All of this being said, there are a few areas where Keegan’s unique interpretation of the war shines through. One of Keegan’s main focal points throughout the book is that of geography and its role in shaping the conflict. His analysis boils down to three main points: 1.) The Appalachian Mountains prevented armies raised from the population centers of the Midwest from easily invading the coastal Southern heartland; 2.) Rivers flowing easterly off the mountains into the Chesapeake offered natural points of defense for the Confederacy to block Union advances towards Richmond; 3.) Western rivers served as highways for invasion for Union armies west of the mountains (even though at one point Keegan mistakenly describes the crucial Mississippi as a barrier rather than an avenue for these advances). While these points are hardly ground-breaking realizations, they represent a driving force behind Keegan’s assertion that one of the uniquities of the American Civil War was the degree to which geography shaped the course of the conflict, perhaps more so than most wars.
As predominantly a scholar of European military history, Keegan also succeeds in his comparisons between the Civil War and other contemporary European wars.
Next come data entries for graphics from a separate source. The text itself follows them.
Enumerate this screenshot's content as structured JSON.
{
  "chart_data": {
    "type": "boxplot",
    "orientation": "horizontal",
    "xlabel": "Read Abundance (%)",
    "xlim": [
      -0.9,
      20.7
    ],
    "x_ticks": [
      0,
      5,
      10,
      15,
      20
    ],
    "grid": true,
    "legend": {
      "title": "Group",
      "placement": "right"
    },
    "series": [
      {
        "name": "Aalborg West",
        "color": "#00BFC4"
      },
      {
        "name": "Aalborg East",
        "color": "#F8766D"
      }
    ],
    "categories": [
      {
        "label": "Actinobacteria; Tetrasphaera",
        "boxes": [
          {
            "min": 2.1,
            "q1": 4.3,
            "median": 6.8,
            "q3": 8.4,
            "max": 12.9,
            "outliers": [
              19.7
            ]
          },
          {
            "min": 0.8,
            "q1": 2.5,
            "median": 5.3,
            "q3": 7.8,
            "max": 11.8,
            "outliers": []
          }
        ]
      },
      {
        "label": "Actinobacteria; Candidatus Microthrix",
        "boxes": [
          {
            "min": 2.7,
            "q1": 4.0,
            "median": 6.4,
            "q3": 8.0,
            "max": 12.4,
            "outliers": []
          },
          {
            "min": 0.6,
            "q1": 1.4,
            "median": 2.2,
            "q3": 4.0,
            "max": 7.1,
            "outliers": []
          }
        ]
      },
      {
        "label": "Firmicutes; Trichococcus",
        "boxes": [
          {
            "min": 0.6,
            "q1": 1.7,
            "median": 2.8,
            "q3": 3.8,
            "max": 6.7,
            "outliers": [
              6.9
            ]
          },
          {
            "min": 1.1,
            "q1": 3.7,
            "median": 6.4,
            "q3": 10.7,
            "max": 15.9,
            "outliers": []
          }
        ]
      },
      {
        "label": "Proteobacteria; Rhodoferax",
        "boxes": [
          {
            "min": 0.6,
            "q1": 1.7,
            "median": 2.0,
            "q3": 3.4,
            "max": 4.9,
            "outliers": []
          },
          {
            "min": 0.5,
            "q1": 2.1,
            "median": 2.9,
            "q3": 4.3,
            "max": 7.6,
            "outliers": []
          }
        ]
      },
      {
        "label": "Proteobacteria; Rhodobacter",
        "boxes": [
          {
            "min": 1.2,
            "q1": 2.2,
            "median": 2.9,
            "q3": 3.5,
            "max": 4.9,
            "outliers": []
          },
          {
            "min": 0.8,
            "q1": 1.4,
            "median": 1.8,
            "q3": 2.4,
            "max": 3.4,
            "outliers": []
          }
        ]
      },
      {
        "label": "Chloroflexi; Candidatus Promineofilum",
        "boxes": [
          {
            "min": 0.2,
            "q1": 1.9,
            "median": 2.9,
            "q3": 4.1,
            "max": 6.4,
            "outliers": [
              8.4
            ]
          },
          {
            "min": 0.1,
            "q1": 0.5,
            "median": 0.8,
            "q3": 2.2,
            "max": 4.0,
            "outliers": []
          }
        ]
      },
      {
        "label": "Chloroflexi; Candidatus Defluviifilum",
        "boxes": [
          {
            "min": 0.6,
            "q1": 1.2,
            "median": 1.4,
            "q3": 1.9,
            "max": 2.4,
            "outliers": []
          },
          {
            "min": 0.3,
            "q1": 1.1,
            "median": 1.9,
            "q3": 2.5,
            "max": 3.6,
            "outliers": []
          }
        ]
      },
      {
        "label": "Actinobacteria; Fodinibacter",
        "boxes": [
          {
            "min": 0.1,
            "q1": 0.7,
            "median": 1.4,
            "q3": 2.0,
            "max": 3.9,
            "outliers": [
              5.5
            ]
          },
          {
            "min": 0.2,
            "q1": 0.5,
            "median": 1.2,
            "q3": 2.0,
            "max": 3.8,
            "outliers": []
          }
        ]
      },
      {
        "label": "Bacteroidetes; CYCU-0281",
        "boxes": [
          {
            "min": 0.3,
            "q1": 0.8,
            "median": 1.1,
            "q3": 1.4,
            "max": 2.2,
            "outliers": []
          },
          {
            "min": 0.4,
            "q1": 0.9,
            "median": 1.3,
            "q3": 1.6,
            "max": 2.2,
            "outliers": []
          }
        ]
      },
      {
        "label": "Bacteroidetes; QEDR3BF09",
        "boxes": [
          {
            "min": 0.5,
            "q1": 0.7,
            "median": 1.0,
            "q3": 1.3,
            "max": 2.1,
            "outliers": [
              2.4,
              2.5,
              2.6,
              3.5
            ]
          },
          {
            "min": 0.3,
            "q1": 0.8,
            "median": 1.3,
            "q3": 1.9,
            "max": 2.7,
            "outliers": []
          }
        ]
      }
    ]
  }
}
Keegan brings insightful analogies to Napoleonic, Crimean, and First World wars while also analyzing how Jominian military theories clashed with tactics and strategy taught at West Point before the war as well as how those differences in theory played out on the battlefield. Keegan also shows deference to how the concept of a decisive victory played into Union and Confederate strategy early on, but was ultimately undermined by events in the field. Similarly, Keegan notes the legacy (or lack thereof) of the American Civil War on military thinking in Europe. In a surprising–yet uniquely insightful–twist, Keegan closes the book by relating the war to nascent labor unrest elsewhere in the world: “American socialism was stillborn on the battlefield of Shiloh and Gettysburg” (365). According to Keegan, it was both the revolutionary nature and horrible brutality of the war that helped prevent the rise of socialism that would overtake or severely threaten–often violently–nations across Europe in the late nineteenth and early twentieth centuries.
All told, I would almost recommend Keegan’s work as a good primer for anyone looking to take their first dive into learning about America’s bloodiest and definitive conflict. Keegan summarizes the main elements of the war, from its antebellum origins to its main decision points, quite succinctly and accessibly when compared to other works that can seem daunting in their scope. Moreover, Keegan’s unique European and military theory background give him interesting perspectives on a war that has been written about seemingly ad nauseum. But ultimately his inability to get even the most basic facts right as well as his historiographically dangerous flirtations with Lost Cause mythology sink this initially promising work. It is rather a shame that this book would ultimately be John Keegan’s last. Simply put, it could have been much, much better.